Tuesday, February 24, 2015

Coaching and the christian faith

I finished reading Coaching For Christian Leaders: A Practical Guide by Linda Miller and Chad Hall. I found it a very good refresher, and thought I would share a few snippets here and there. For today, they share in the introduction some ways that coaching relates to the Christian faith. This is from p. 4...
Coaching squares with orthodox Christian theology and provides a powerful expression of Christian faith -- one that impacts the world for kingdom good. Coaching is a real-life means of living out the Christian faith according to six core Christian beliefs.

1. Meaning. Acknowledging that the here and now holds meaning. Christian coaching brings a redemptive power to the present. Coaching affirms life as a moving, memorable, and meaningful story and seeks to help individual believers align the stories of their lives with the narratives toward which God is directing them.

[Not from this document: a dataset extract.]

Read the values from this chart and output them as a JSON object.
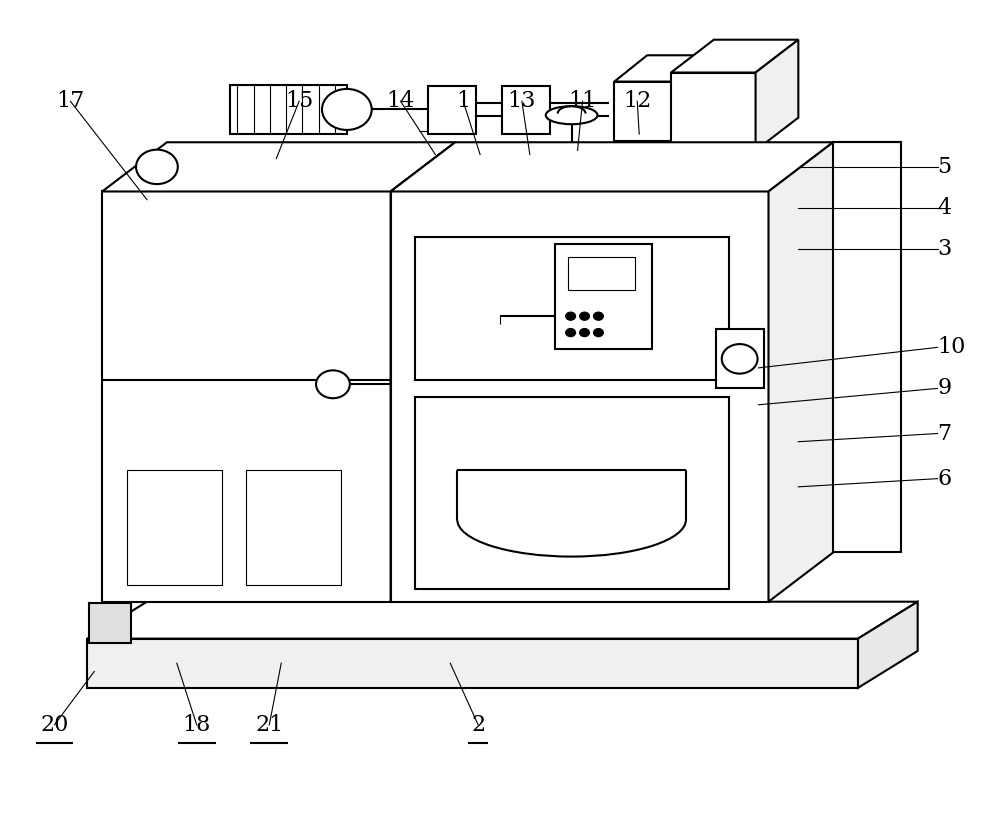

2. Potential. Coaching affirms that God has created each person with enormous general and specific potential that is intended to be released. Coaches care genuinely and work tirelessly to germinate and grow the potential of those they coach. Christian coaches invest relational energy in helping people discern and live into their God-given potential.

3. Sanctification. Coaches are in the "sanctification" business. Believers are on a journey toward "saintliness" - not a state of holiness that removes people from the everyday and mundane, but a commitment to walking through life according to the will and ways of Jesus. Coaches help people move forward, exploring challenges and opportunities of life and shifting behaviors and attitudes towards heaven.

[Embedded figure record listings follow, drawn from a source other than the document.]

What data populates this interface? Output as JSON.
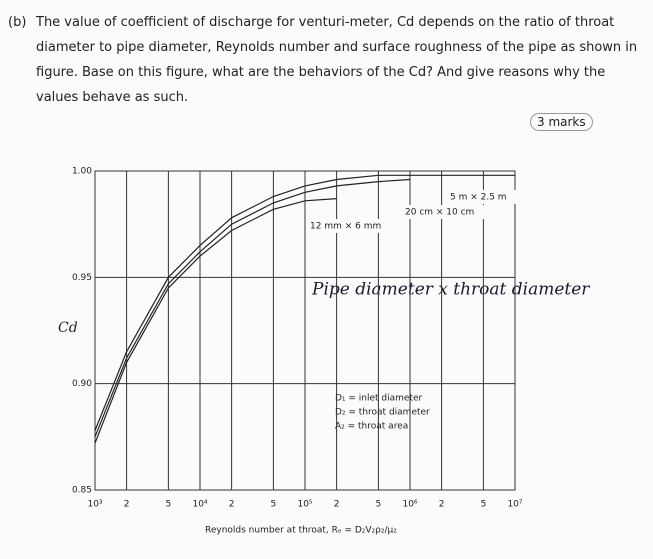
{
  "question": {
    "label": "(b)",
    "text": "The value of coefficient of discharge for venturi-meter, Cd depends on the ratio of throat diameter to pipe diameter, Reynolds number and surface roughness of the pipe as shown in figure. Base on this figure, what are the behaviors of the Cd? And give reasons why the values behave as such.",
    "marks": "3 marks"
  },
  "chart_data": {
    "type": "line",
    "x": [
      1000,
      2000,
      5000,
      10000,
      20000,
      50000,
      100000,
      200000,
      500000,
      1000000,
      2000000,
      5000000,
      10000000
    ],
    "series": [
      {
        "name": "12 mm × 6 mm",
        "color": "#222222",
        "values": [
          0.872,
          0.91,
          0.945,
          0.96,
          0.972,
          0.982,
          0.986,
          0.987,
          null,
          null,
          null,
          null,
          null
        ]
      },
      {
        "name": "20 cm × 10 cm",
        "color": "#222222",
        "values": [
          0.875,
          0.912,
          0.947,
          0.962,
          0.975,
          0.985,
          0.99,
          0.993,
          0.995,
          0.996,
          null,
          null,
          null
        ]
      },
      {
        "name": "5 m × 2.5 m",
        "color": "#222222",
        "values": [
          0.878,
          0.915,
          0.95,
          0.965,
          0.978,
          0.988,
          0.993,
          0.996,
          0.998,
          0.998,
          0.998,
          0.998,
          0.998
        ]
      }
    ],
    "log_x": true,
    "grid": true,
    "xlim": [
      1000,
      10000000
    ],
    "xticks": [
      {
        "value": 1000,
        "label": "10³"
      },
      {
        "value": 2000,
        "label": "2"
      },
      {
        "value": 5000,
        "label": "5"
      },
      {
        "value": 10000,
        "label": "10⁴"
      },
      {
        "value": 20000,
        "label": "2"
      },
      {
        "value": 50000,
        "label": "5"
      },
      {
        "value": 100000,
        "label": "10⁵"
      },
      {
        "value": 200000,
        "label": "2"
      },
      {
        "value": 500000,
        "label": "5"
      },
      {
        "value": 1000000,
        "label": "10⁶"
      },
      {
        "value": 2000000,
        "label": "2"
      },
      {
        "value": 5000000,
        "label": "5"
      },
      {
        "value": 10000000,
        "label": "10⁷"
      }
    ],
    "ylim": [
      0.85,
      1
    ],
    "yticks": [
      0.85,
      {
        "value": 0.9,
        "label": "0.90"
      },
      0.95,
      {
        "value": 1,
        "label": "1.00"
      }
    ],
    "y_label": "Cd",
    "x_label": "Reynolds number at throat, Rₑ = D₂V₂ρ₂/μ₂",
    "annotation": "Pipe diameter x throat diameter",
    "notes": [
      "D₁ = inlet diameter",
      "D₂ = throat diameter",
      "A₂ = throat area"
    ]
  }
}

4. Action. Christians believe the material world is the dwelling place of the spiritual. Coaching encourages people to reflect on what is true and to act in new ways based on this reflective encounter with truth. Christian coaches want people to take intentional action determined from thoughtful consideration of reality, possibilities, barriers, opportunities, and outcomes. The coaching relationship creates space for a person being coached to slow down, become focused, and think through the personal journey of life.

5. Stewardship. Coaching supports the Christian belief of stewardship by giving positive attention to the results of a life lived with intention. A part of God's intention is that each individual bear fruit. Coaching invests attention in exploring the results a person is getting, the level of satisfaction with the results, and how poor results can be a doorway into investigating habits, attitudes, beliefs, and actions that produce the results.

6. Relationships. The relational nature of coaching reflects the heart of the Christian faith. Coaching is a relationship that fertilizes, nurtures, and even sometimes prunes so that people can live well and bear fruit. A coach is similar to the biblical term paraclete, one who comes alongside to assist. Christ used this term to describe the Holy Spirit, who would be a Helper for God's people as they moved through and toward life. The coaching relationship encourages coaches to be used by God in the paraclete role for others.